Department of Otolaryngology/HNS, University of North Carolina at Chapel Hill, Chapel Hill, North Carolina 27514, USA.
J Acoust Soc Am. 2022 Sep;152(3):1639. doi: 10.1121/10.0013993.
The use of spectrally degraded speech signals deprives listeners of acoustic information that is useful for speech perception. Several popular speech corpora, recorded decades ago, have spectral degradations, including limited extended high-frequency (EHF) (>8 kHz) content. Although frequency content above 8 kHz is often assumed to play little or no role in speech perception, recent research suggests that EHF content in speech can have a significant beneficial impact on speech perception under a wide range of natural listening conditions. This paper provides an analysis of the spectral content of popular speech corpora used for speech perception research to highlight the potential shortcomings of using bandlimited speech materials. Two corpora analyzed here, the TIMIT and NU-6, have substantial low-frequency spectral degradation (<500 Hz) in addition to EHF degradation. We provide an overview of the phenomena potentially missed by using bandlimited speech signals, and the factors to consider when selecting stimuli that are sensitive to these effects.

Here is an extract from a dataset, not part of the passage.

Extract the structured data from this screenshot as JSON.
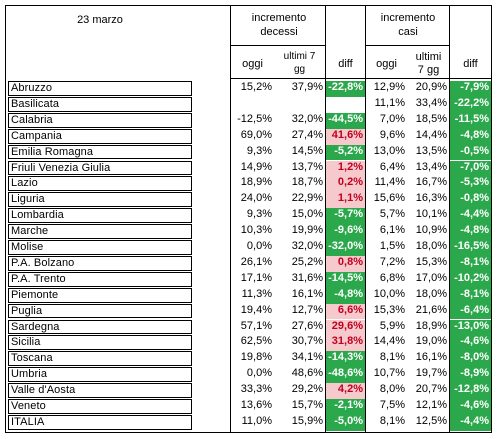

使用频谱降级的语音信号会剥夺听众对语音感知有用的声学信息。一些几十年前录制的流行语音语料库都存在频谱降级,包括有限的扩展高频(EHF)(>8 kHz)内容。尽管通常认为 8 kHz 以上的频率内容在语音感知中作用不大或没有作用,但最近的研究表明,语音中的 EHF 内容在广泛的自然聆听条件下对语音感知有显著的有益影响。本文对用于语音感知研究的流行语音语料库的频谱内容进行了分析,以突出使用限带语音材料的潜在缺陷。本文分析的两个语料库,TIMIT 和 NU-6,除了 EHF 降级之外,还存在低频谱降级(<500 Hz)。我们提供了一个使用限带语音信号可能错过的现象概述,以及在选择对这些影响敏感的刺激时需要考虑的因素。